Have you ever said sorry at work ?
A few weeks back I was talking to a colleague about how frustrated and upset I was with his behaviour, especially as agreed task where not being delivered.
When I asked him if he thought his behaviour was acceptable with a sheepish look on his face he said no. when I probed a little further and asked him to rate his recent performance he said with a serious stare it was below average.
So why then was this guy behaving this way?
He told me that that he was raised never to say Sorry. Saying sorry for him was a sign of weaknesses and that you should never ever say sorry no matter how bad you f#*k up!!!
This got me wondering – why is sorry such a hard word for some people to say?
In the case of my colleague, he said it was his upbringing but what other reasons are there why people don’t say sorry?
Let’s get a few things clear…. I’m talking about when you are aware you messed up, its that voice inside your head that tells you or its the feeling you get in your stomach.
I’m not talking here about saying sorry & accepting responsibility for something that was not your handy work, such as covering for another colleague’s mistake.
I’m talking here about an error of judgement, misunderstanding, getting your wires cross or simply being an a**h*** which then results in your boss/colleague/team member getting upset …
Which then got me thinking….. How many times have you missed opportunities because you didn’t say sorry?
How many job promotions have you been passed over for because you tried to cover up rather than own a situation and say sorry?
Was there ever a time in your work life where had you have been honest and shown you are vulnerable & occasionally prone to making mistakes it could have made work life better?
3 Benefits to saying sorry and how that will help you earn more money
- Shows you are human and vulnerable like the rest of us.
- Shows you have strength of character by taking responsibility & owning it – Even great leaders make mistake.
- It creates a space to have open, honest communication which results in working towards a solution.
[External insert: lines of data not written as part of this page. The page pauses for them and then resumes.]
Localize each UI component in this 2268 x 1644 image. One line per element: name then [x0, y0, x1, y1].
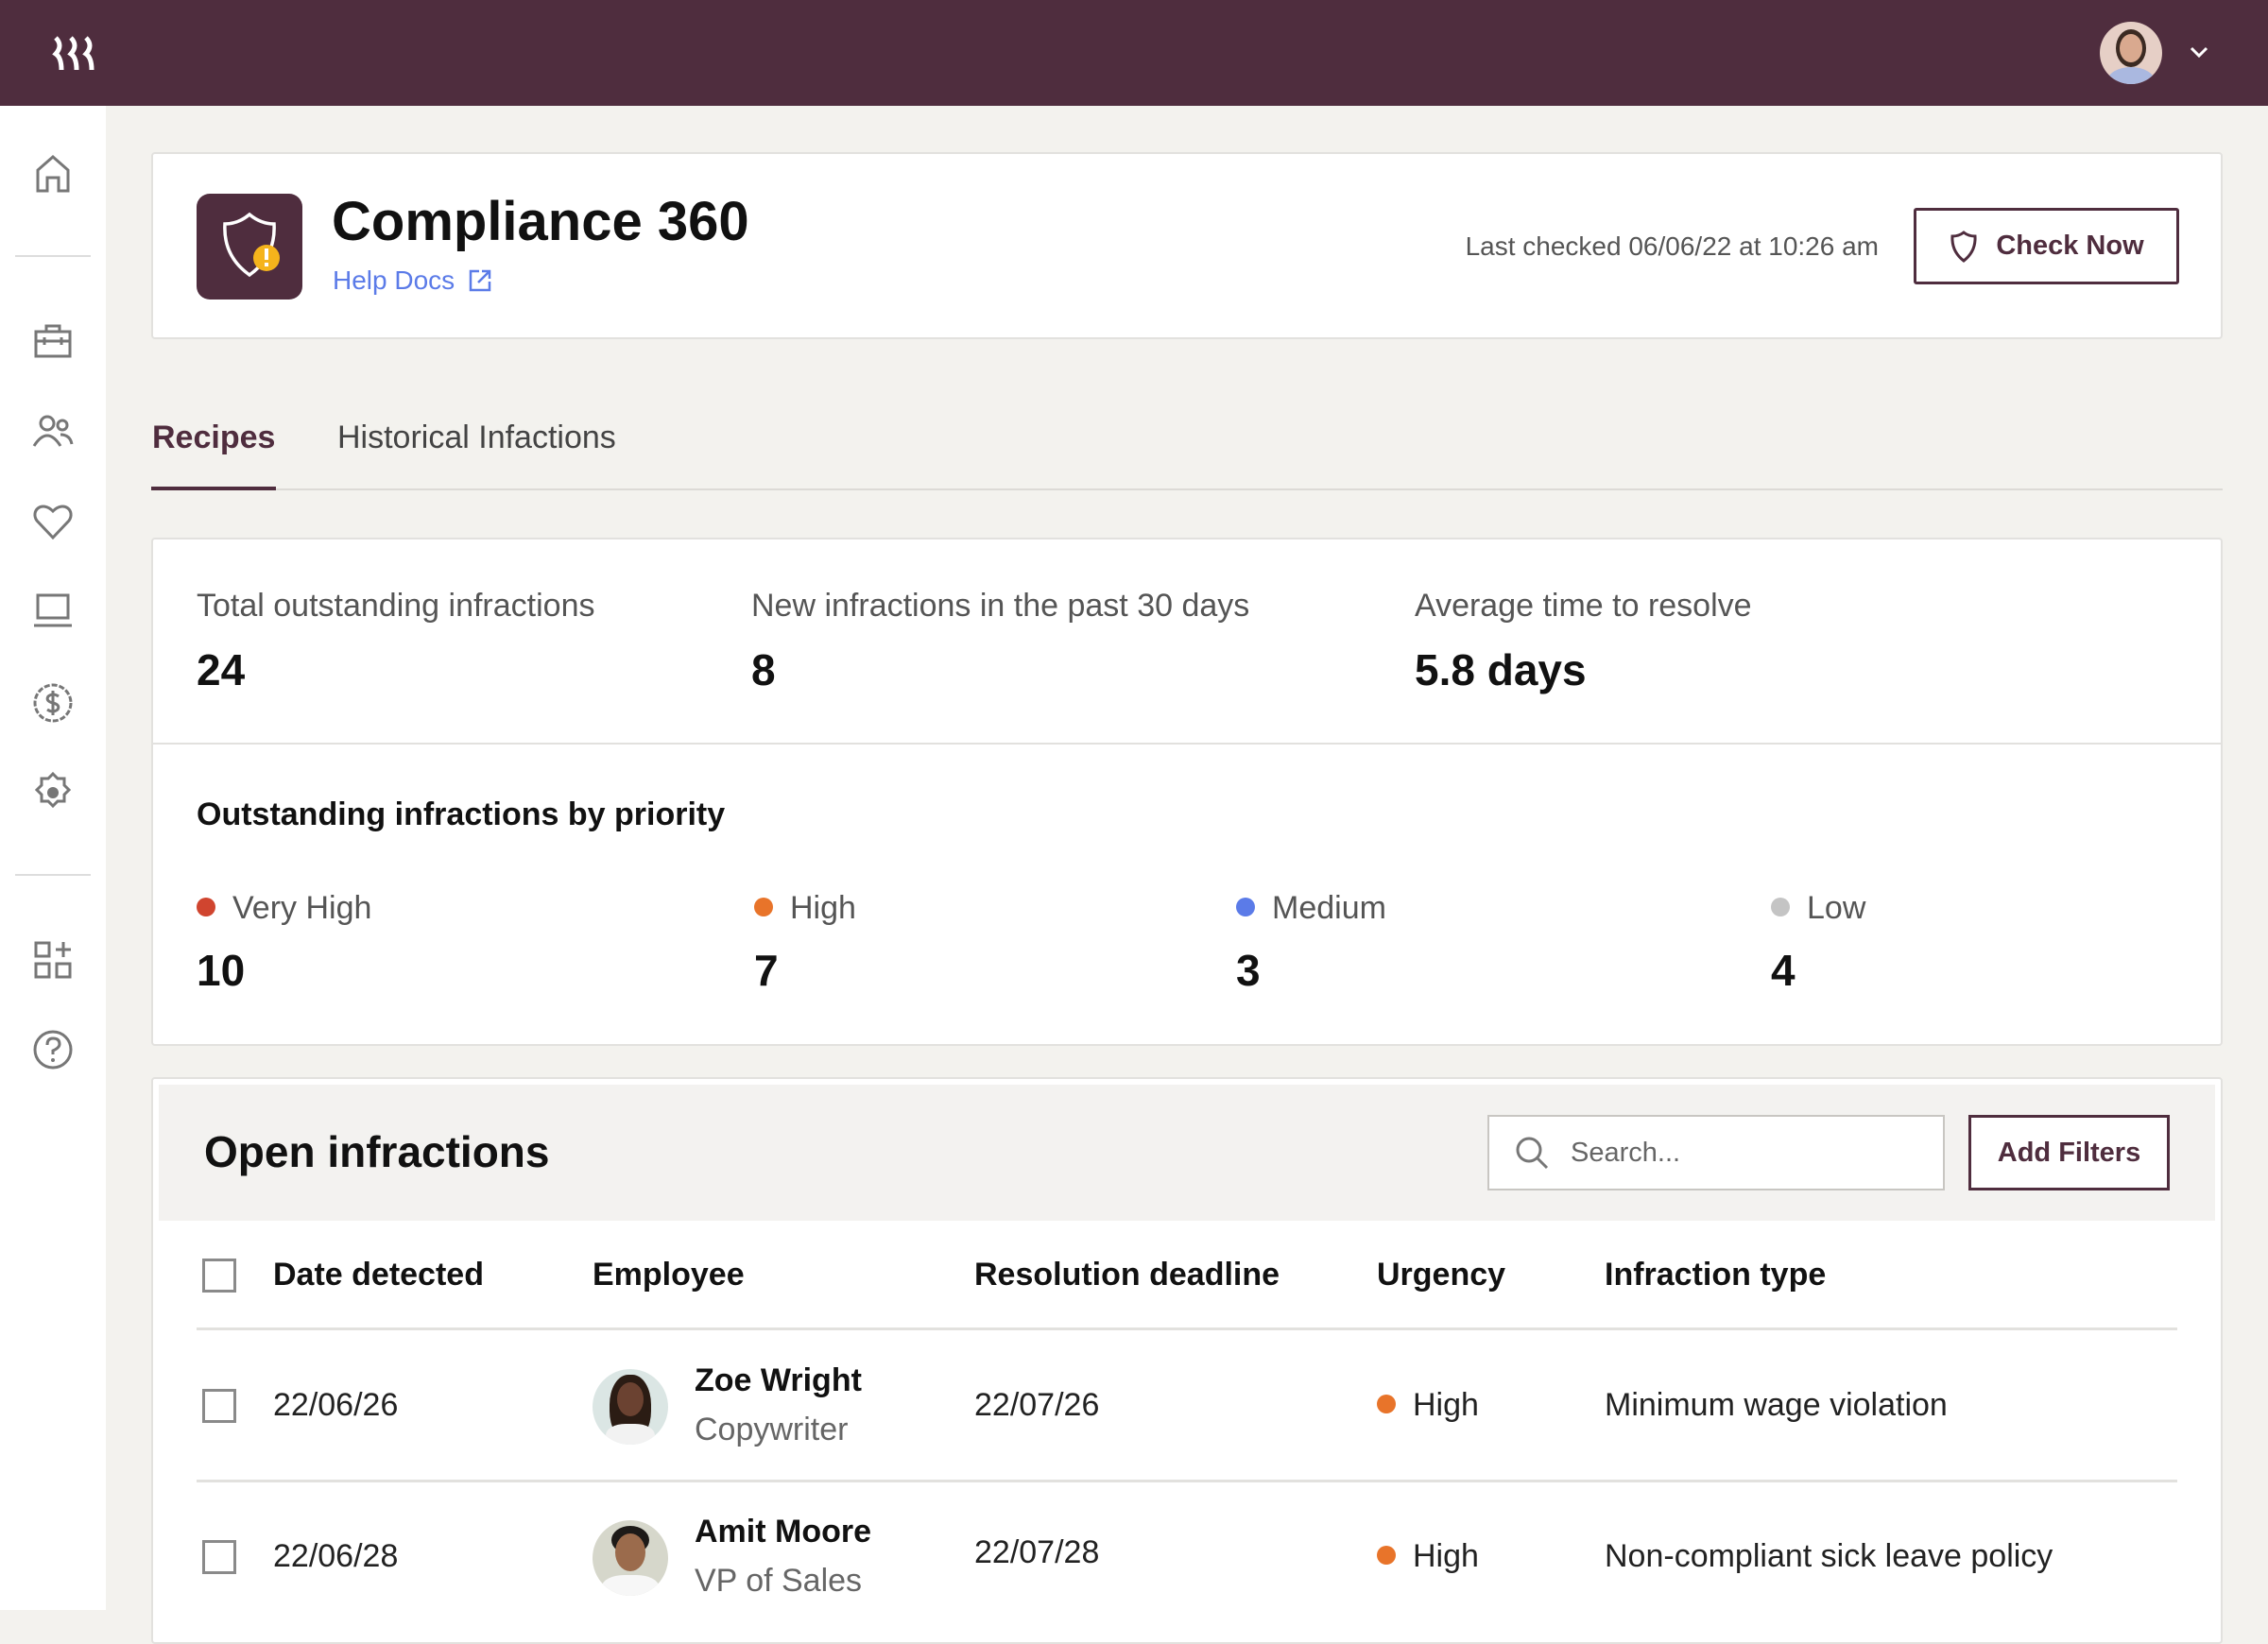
last-checked-text: Last checked 06/06/22 at 10:26 am: [1465, 231, 1879, 261]
priority-label: High: [754, 890, 856, 927]
stat-value: 24: [197, 645, 246, 694]
compliance-app-icon: [197, 194, 302, 300]
date-detected: 22/06/26: [273, 1387, 399, 1423]
tab-recipes[interactable]: Recipes: [152, 420, 276, 455]
help-docs-link[interactable]: Help Docs: [333, 265, 492, 296]
priority-label-text: Very High: [232, 890, 372, 926]
employee-name[interactable]: Zoe Wright: [695, 1362, 862, 1398]
urgency: High: [1377, 1538, 1479, 1575]
priority-dot: [1771, 898, 1790, 917]
heart-icon[interactable]: [30, 498, 76, 543]
employee-avatar: [593, 1520, 668, 1596]
page-title: Compliance 360: [332, 191, 749, 252]
tab-historical-infractions[interactable]: Historical Infactions: [337, 420, 616, 455]
urgency: High: [1377, 1387, 1479, 1424]
select-all-checkbox[interactable]: [202, 1259, 236, 1293]
urgency-dot: [1377, 1546, 1396, 1566]
active-tab-indicator: [151, 487, 276, 490]
table-title: Open infractions: [204, 1127, 550, 1176]
apps-add-icon[interactable]: [30, 937, 76, 983]
dollar-icon[interactable]: [30, 680, 76, 726]
employee-role: Copywriter: [695, 1412, 849, 1447]
row-divider: [197, 1327, 2177, 1330]
app-header-card: Compliance 360 Help Docs Last checked 06…: [151, 152, 2223, 339]
user-avatar[interactable]: [2100, 22, 2162, 84]
priority-dot: [197, 898, 215, 917]
column-header[interactable]: Date detected: [273, 1257, 484, 1293]
row-checkbox[interactable]: [202, 1540, 236, 1574]
urgency-label: High: [1413, 1387, 1479, 1423]
help-icon[interactable]: [30, 1027, 76, 1072]
rippling-logo[interactable]: [52, 36, 101, 72]
urgency-label: High: [1413, 1538, 1479, 1574]
priority-label-text: Medium: [1272, 890, 1386, 926]
shield-icon: [1950, 230, 1977, 263]
infraction-type: Non-compliant sick leave policy: [1605, 1538, 2053, 1574]
tabs-divider: [151, 488, 2223, 490]
check-now-label: Check Now: [1996, 231, 2144, 261]
resolution-deadline: 22/07/28: [974, 1534, 1100, 1570]
employee-role: VP of Sales: [695, 1563, 863, 1599]
stat-value: 5.8 days: [1415, 645, 1587, 694]
column-header[interactable]: Urgency: [1377, 1257, 1506, 1293]
home-icon[interactable]: [30, 151, 76, 197]
priority-dot: [1236, 898, 1255, 917]
stat-value: 8: [751, 645, 776, 694]
briefcase-icon[interactable]: [30, 318, 76, 364]
people-icon[interactable]: [30, 408, 76, 454]
search-placeholder: Search...: [1571, 1137, 1681, 1168]
stat-label: Average time to resolve: [1415, 588, 1752, 624]
row-checkbox[interactable]: [202, 1389, 236, 1423]
external-link-icon: [469, 269, 491, 292]
priority-label: Medium: [1236, 890, 1386, 927]
search-input[interactable]: Search...: [1487, 1115, 1945, 1190]
employee-name[interactable]: Amit Moore: [695, 1514, 871, 1550]
priority-value: 3: [1236, 946, 1261, 995]
column-header[interactable]: Employee: [593, 1257, 745, 1293]
stats-card: [151, 538, 2223, 1046]
urgency-dot: [1377, 1395, 1396, 1414]
sidebar-divider: [15, 874, 91, 876]
infraction-type: Minimum wage violation: [1605, 1387, 1948, 1423]
priority-value: 10: [197, 946, 246, 995]
row-divider: [197, 1480, 2177, 1482]
priority-title: Outstanding infractions by priority: [197, 796, 726, 832]
priority-value: 7: [754, 946, 779, 995]
column-header[interactable]: Infraction type: [1605, 1257, 1827, 1293]
laptop-icon[interactable]: [30, 588, 76, 633]
stat-label: New infractions in the past 30 days: [751, 588, 1250, 624]
check-now-button[interactable]: Check Now: [1914, 208, 2179, 284]
priority-dot: [754, 898, 773, 917]
top-bar: [0, 0, 2268, 106]
sidebar-divider: [15, 255, 91, 257]
priority-label: Very High: [197, 890, 371, 927]
employee-avatar: [593, 1369, 668, 1445]
stat-label: Total outstanding infractions: [197, 588, 595, 624]
resolution-deadline: 22/07/26: [974, 1387, 1100, 1423]
chevron-down-icon[interactable]: [2189, 44, 2209, 60]
priority-label: Low: [1771, 890, 1865, 927]
sidebar: [0, 106, 106, 1610]
column-header[interactable]: Resolution deadline: [974, 1257, 1280, 1293]
date-detected: 22/06/28: [273, 1538, 399, 1574]
help-docs-label: Help Docs: [333, 265, 455, 295]
add-filters-button[interactable]: Add Filters: [1968, 1115, 2170, 1190]
shield-warning-icon: [223, 212, 280, 278]
priority-value: 4: [1771, 946, 1796, 995]
gear-icon[interactable]: [30, 770, 76, 815]
search-icon: [1516, 1137, 1549, 1170]
stats-divider: [153, 743, 2221, 745]
priority-label-text: High: [790, 890, 856, 926]
priority-label-text: Low: [1807, 890, 1866, 926]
Removing animosity.
How to say sorry?
Here’s an example you can use the next time you make a mistake
First – at the earliest opportunity go to your boss/team/client and explain what happened.
Be clear and concise
If you are going to own it – Own it. Admit the error. Don’t blame your mother, the cat or the next door neighbour.
Show remorse – It will endear you to the person whom you are apologising to.
Offer solutions on how you will help fix or improve the situation. This may involve giving the person space to digest what has happened.
Avoid the fake sorry
This is when you pretend to say sorry to manipulate a person or situation – 8 out of 10 the person picks this up and you loose favour as a result. Trust me
Laughing whilst saying sorry – may sound obvious however smiling whilst saying sorry is a no no
If you are owning it then don’t blame others. Stick to the role you played in the situation and express with heart what went wrong
The fact is we are human that means we are going to make mistakes but it’s how we react after the mistake that either helps us rise and become better or makes us loose credibility.
When was the last time you avoided saying sorry?
How did you feel when someone messed you around and refused to say sorry?
Have you avoided saying sorry & why?